By @heyjamesknight - 6 months
LLMs have access to the space of collective semantic understanding. I don't understand why people expect cognitive faculties that are clearly extra-semantic to just fall out of them eventually.

The reason they sometimes appear to reason is because there's a lot of reasoning in the corpus of human text activity. But that's just a semantic artifact of a non-semantic process.

Human cognition is much more than just our ability to string sentences together.

By @doe_eyes - 6 months
This is proposed as a way to measure "true" reasoning by asking a certain type of trick questions, but I don't quite see how this could be a basis of a sustainable benchmark.

If this gets attention, the next generation of LLMs will be trained on this paper, and then fine-tuned by using this exact form of questions to appear strong on this benchmark, and... we're back to square one.

By @IgorPartola - 6 months
So the best way I can describe how humans abstract our thinking is that “a thought about a thought is itself a thought”. I am not an expert but I don’t believe LLMs can arbitrarily abstract their current “thought”, put it down for later contemplation, trace back to a previous thought or a random thought, and out of these individual thoughts form an understanding.

I would expect that a higher level algorithm would be required to string together thoughts into understandings.

Then again, I wonder if what we are going to see is fundamentally different kinds of intelligences that just do not necessarily think like humans. Chimps cannot tell you about last Tuesday since their memory seems a lot more associative than recall based. But they have situational awareness that even our superheroes in our comics do not generally posses (flash some numbers in front of a chimp for one second and he will remember all their positions and order even if you distract him immediately after). Maybe LLMs cannot be human intelligent but you could argue that they are a kind of intelligence.

By @layer8 - 6 months
Regarding AI reasoning and abstraction capabilities, the ARC Prize competition is an interesting project: https://arcprize.org/
By @abcde777666 - 6 months
There are many pillars of our own intelligence that we tend to gloss over. For instance - awareness and the ability to direct attention. Or something as simple as lifting your hand and moving some fingers at will.
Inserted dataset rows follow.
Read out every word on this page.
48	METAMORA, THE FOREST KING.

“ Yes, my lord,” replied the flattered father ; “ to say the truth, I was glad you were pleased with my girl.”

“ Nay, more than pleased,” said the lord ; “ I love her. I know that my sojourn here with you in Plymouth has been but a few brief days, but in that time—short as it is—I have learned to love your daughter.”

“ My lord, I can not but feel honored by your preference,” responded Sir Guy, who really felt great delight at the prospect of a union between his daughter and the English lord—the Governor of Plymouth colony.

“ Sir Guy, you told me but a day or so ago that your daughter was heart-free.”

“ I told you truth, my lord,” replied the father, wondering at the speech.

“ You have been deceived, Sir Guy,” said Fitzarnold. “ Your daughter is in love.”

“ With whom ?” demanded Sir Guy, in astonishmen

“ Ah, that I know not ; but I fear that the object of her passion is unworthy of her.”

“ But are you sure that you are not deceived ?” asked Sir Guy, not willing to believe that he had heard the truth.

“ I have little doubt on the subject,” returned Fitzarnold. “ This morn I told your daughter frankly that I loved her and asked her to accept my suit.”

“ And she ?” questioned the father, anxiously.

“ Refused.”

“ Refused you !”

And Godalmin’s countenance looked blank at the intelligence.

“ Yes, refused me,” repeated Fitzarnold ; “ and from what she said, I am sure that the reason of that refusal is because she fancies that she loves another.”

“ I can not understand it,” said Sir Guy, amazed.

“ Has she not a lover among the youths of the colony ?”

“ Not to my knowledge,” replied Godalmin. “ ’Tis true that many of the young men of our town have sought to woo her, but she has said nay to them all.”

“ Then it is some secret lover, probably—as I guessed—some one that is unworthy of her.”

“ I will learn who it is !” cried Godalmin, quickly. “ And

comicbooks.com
Those things impress me far more than the noises we produce with our mouths!
By @slashdave - 6 months
There seems to be the implicit (and unspoken) assumption that these probability terms (PN,PS) are all independent. However, clearly they are not.
By @rockskon - 6 months
Simple answer to the question posed by the headline:

No.

As much as Google, Microsoft, OpenAI, and every other company that's poured billions into this technology want to think otherwise - more training data will not turn your AI model into AGI.

Any argument to the contrary is copium.

By @sweeter - 6 months
probability? None imo.
By @kantapproves - 6 months
I believe Hume (and Kant) have some things to say about this.

The connection might need some fleshing out, but I believe, and I might be wrong here, it was decided a few centuries ago that probabilities alone cannot explain causality. It would be a hoot, wouldn’t it?

Perhaps AI just need some a priori synthetics to spruce it up.